Esto quiere decir que ya no podremos apoyarnos en las viejas instituciones legadas por un sistema mundo también desarticulado, sino que debemos abocarnos a crear otras nuevas, capaces de sostenerse y navegar en este periodo de agudas tormentas. Como siempre sucede, las culturas políticas son muy resistentes a los cambios y se niegan a ser desplazadas por lo nuevo.
A su vez, lo nuevo es a menudo poco consistente o es considerado escasamente útil por las viejas culturas necróticas; pero este desencuentro es inevitable, forma parte de la tormenta en curso y no habrá de ceder por un buen tiempo. Por lo tanto, habrá que tener mucha paciencia para no responder con crispación a las provocaciones.
La segunda cuestión es una pregunta: ¿quién nos va a proteger ahora que los estados y las instituciones del sistema mundo son incapaces de hacerlo? Es una interrogante que se formuló hace dos décadas Immanuel Wallerstein y mucho se ha avanzado en esa dirección, aunque aún es insuficiente. La respuesta es: nosotros y nosotras, con nuestras propias fuerzas, siempre que estemos organizados. O sea, en colectivo.
En este sentido, deberíamos reflexionar sobre los derechos humanos. Ningún estado, ninguna institución, ningún gobierno va a defender la vida de los de abajo. O porque no quieren o porque no pueden. O por ambas cuestiones a la vez. En México, por ejemplo, los familiares y amigos de los 43 de Ayotzinapa saben que no se hará justicia. El razonamiento es bien sencillo. Si fue el Estado el responsable de las desapariciones, no puede ser ese mismo Estado el que haga justicia. Hacer justicia es superar las causas de la política de genocidio. O sea, poner fin a la cuarta guerra mundial/acumulación por despojo.

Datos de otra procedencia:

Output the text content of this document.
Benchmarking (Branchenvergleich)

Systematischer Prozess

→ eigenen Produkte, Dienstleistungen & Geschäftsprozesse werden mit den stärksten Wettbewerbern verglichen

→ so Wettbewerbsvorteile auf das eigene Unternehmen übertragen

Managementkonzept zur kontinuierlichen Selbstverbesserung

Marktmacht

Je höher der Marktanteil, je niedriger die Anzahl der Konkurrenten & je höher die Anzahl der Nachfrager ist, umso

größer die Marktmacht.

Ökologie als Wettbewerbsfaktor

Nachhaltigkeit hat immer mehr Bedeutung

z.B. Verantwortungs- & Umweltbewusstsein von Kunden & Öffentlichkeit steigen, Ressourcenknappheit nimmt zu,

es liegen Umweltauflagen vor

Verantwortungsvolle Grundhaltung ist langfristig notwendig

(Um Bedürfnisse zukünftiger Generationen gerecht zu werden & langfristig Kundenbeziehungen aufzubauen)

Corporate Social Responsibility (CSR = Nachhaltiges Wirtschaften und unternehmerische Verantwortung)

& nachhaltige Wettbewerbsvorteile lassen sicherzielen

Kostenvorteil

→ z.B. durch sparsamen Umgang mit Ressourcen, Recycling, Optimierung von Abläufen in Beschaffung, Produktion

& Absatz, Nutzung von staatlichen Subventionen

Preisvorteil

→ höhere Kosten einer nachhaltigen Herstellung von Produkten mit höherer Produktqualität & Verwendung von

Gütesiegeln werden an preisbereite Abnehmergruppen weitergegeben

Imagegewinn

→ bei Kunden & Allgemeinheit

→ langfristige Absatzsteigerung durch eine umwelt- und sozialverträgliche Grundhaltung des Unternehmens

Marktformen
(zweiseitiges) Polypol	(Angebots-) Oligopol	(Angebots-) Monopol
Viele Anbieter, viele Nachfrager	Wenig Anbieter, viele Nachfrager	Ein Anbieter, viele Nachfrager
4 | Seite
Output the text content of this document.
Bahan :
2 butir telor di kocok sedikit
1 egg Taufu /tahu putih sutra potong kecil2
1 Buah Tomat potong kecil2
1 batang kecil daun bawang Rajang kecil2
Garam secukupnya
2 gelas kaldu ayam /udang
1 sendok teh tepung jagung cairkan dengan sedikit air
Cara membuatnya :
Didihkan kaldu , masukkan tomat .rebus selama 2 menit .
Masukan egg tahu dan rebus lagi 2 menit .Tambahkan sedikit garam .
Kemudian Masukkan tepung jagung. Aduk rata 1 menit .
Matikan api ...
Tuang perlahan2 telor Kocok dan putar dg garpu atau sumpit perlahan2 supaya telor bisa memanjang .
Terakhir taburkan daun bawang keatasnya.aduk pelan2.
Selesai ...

La tercera cuestión radica en el cómo. En los caminos que vamos a emprender para superar esta tormenta. Es, por tanto, una cuestión de largo aliento, estratégica o como se quiera denominar. Pero las estrategias no se inventan. Se trata de sistematizar lo que hacen los pueblos para sobrevivir.
Lo que vemos es un doble trabajo consistente en resistir y crear, en defenderse de los jinetes de la muerte y en recrear y reproducir la vida. No es algo novedoso, sino el sentido común de los pueblos a lo largo y ancho del mundo. Desde Rojava hasta Chiapas, pasando por donde se pueda imaginar, se resiste y se crea o, si se prefiere, se resiste creando con base en la organización colectiva.
La autonomía es, por lo tanto, un imperativo de las circunstancias, no una mera opción de tal o cual corriente ideológica. Si no somos autónomos, no podremos construir ni resistir. Hoy más que nunca, la vida es sinónimo de autonomía.